Since first exhibiting his Thrift Store Paintings more than a decade ago, Jim Shaw has routinely tapped the abundant resources of Sunday painters in order to undermine the prerogatives of taste and connoisseurship. Continuing his investigation into forgotten or overlooked American culture, Shaw has now invented his own religion, O-ism, and dated its origin to the mid–nineteenth century, around the time of the Mormon westward migration. In The Goodman Image File and Study, 2002, Shaw locates the birth of this denomination in the Finger Lakes region of upstate New York, keeping it within striking distance of key northeastern legacies, from the Hudson River School to the New York School.

The work’s components were arranged in the gallery to resemble a study room, with a group of seven paintings lining the walls near a seven-sided wheel-shaped configuration of file cabinets and a circular worktable. Although Shaw doesn’t provide a specific time frame for the activities of Adam O. Goodman (the exhibition’s painter protagonist), the style of the images suggests a temporal setting of circa 1960. They recall Kenneth Noland’s circles most forcefully, with hints of Mark Rothko’s blurry edges; the target works of Jasper Johns might be distant cousins. In fact, it’s the Johnsian tightrope walk between the handmade and the mass-produced object that Shaw references most explicitly.

Those two poles of postwar American art, frequently cast as the distinction between high and low, commingled here with intimations of religious revelation. The roomful of mandala-esque color-field paintings possessed the air of a sacred space like the Rothko Chapel in Houston. However, such sanctity was disrupted if one undertook the less transcendental activity of thumbing through the picture files in the cabinets. Shaw relies on the press release—an increasingly common and somewhat tiresome feature of such fictional installations—to describe Goodman as a failed painter forced to earn a living in the commercial arts under the pseudonym Archie Gunn (the names evoke biblical and comic-book or television cultures, respectively); the folders are full of clippings from popular print sources organized by general subjects such as “group portraits of men.” As Goodman was uncomfortable sharing the details of his day job, so all the dirty evidence of representation was banished to the drawers. Other sect members apparently didn’t subscribe to Abstract Expressionism as the appropriately wholesome style: A concurrent show at Metro Pictures displayed a new slew of faux found works conveniently labeled “O-ist Thrift Store Paintings.”

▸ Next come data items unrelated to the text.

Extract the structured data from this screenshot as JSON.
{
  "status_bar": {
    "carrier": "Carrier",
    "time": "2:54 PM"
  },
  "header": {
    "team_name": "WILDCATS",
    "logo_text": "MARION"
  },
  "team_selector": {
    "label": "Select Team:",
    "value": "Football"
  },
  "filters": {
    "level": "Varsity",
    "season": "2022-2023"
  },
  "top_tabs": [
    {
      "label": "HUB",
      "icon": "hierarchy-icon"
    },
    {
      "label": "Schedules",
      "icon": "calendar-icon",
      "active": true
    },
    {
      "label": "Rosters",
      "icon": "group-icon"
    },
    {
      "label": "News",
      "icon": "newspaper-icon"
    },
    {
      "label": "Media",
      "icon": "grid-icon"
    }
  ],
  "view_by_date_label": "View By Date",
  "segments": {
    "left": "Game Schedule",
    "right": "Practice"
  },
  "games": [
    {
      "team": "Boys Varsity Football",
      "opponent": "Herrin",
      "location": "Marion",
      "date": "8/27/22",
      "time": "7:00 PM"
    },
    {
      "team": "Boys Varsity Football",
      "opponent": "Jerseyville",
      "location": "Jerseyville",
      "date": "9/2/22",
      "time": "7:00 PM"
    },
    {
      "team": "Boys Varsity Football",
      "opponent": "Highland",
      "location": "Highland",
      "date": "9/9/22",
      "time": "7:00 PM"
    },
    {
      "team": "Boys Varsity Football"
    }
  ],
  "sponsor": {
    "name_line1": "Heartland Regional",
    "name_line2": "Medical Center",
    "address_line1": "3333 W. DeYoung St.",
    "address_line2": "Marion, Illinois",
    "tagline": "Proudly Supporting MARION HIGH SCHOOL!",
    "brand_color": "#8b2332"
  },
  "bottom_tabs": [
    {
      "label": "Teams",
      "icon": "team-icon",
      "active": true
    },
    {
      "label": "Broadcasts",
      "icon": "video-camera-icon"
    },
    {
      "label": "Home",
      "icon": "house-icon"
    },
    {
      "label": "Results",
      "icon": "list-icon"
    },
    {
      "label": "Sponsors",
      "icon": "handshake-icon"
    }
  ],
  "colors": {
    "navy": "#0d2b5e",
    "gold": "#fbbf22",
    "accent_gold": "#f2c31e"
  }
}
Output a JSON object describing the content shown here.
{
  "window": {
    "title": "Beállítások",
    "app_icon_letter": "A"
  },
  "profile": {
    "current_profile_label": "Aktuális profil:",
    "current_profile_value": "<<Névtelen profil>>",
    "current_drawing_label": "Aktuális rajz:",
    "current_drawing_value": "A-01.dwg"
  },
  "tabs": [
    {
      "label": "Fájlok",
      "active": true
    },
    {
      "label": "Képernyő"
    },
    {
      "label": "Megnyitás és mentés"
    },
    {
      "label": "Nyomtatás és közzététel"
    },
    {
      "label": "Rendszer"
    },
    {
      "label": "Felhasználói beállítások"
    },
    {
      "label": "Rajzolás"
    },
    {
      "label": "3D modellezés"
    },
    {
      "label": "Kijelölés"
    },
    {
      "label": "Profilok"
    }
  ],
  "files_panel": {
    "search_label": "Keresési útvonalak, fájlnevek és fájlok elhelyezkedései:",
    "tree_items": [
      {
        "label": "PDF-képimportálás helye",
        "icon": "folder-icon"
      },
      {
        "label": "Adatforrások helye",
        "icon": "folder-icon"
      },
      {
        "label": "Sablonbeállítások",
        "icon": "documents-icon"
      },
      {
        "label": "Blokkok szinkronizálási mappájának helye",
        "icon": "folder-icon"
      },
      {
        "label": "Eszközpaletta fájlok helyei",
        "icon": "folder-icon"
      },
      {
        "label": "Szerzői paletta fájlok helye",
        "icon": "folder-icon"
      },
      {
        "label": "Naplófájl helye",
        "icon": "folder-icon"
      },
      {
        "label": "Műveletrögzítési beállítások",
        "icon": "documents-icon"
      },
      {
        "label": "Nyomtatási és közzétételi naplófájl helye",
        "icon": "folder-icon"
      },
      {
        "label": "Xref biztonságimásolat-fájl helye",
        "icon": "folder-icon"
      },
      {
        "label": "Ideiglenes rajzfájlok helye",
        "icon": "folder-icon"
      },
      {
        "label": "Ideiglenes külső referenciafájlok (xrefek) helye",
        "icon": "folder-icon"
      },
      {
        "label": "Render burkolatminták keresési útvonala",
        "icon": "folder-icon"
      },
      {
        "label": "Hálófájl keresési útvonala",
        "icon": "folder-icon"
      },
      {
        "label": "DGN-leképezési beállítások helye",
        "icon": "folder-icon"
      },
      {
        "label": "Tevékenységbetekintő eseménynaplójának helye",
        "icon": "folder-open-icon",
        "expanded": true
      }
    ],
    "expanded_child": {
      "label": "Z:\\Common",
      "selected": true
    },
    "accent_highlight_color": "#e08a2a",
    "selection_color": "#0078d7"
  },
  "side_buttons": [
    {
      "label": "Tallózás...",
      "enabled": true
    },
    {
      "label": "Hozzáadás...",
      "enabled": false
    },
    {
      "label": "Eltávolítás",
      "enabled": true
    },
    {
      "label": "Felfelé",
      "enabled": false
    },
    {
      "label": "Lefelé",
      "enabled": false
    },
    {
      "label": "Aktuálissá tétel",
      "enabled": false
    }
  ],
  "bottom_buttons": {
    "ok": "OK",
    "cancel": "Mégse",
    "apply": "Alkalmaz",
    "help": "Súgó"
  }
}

The details of the religion itself were left to the viewer’s imagination; Shaw’s vague references to an unnameable “female deity” (O as in ovum?) and “time going backwards” didn’t vividly conjure a spiritual doctrine. His project rests on its pronounced dualities, which merge strands of mainstream and esoteric American culture while focusing on the clash between the apologists of abstraction and pop culture and the perennial success-versus-failure fixation. If the moral of the story is that the taint of idolatry can never be fully eliminated, Shaw rightfully points out that Noland’s circles, Johns’s targets, and other recognizable artistic emblems of all types acquire iconic status through the culture’s Puritan-derived obsession with the power of images. The viewer may still question how a debate that seems part of a dead chapter in American modernism is newly pronounced alive and well. For Shaw, the purported demise of one phase of art production and reception doesn’t simply negate the terms of a dispute that has been intact, reappearing under numerous guises, since the nation’s founding.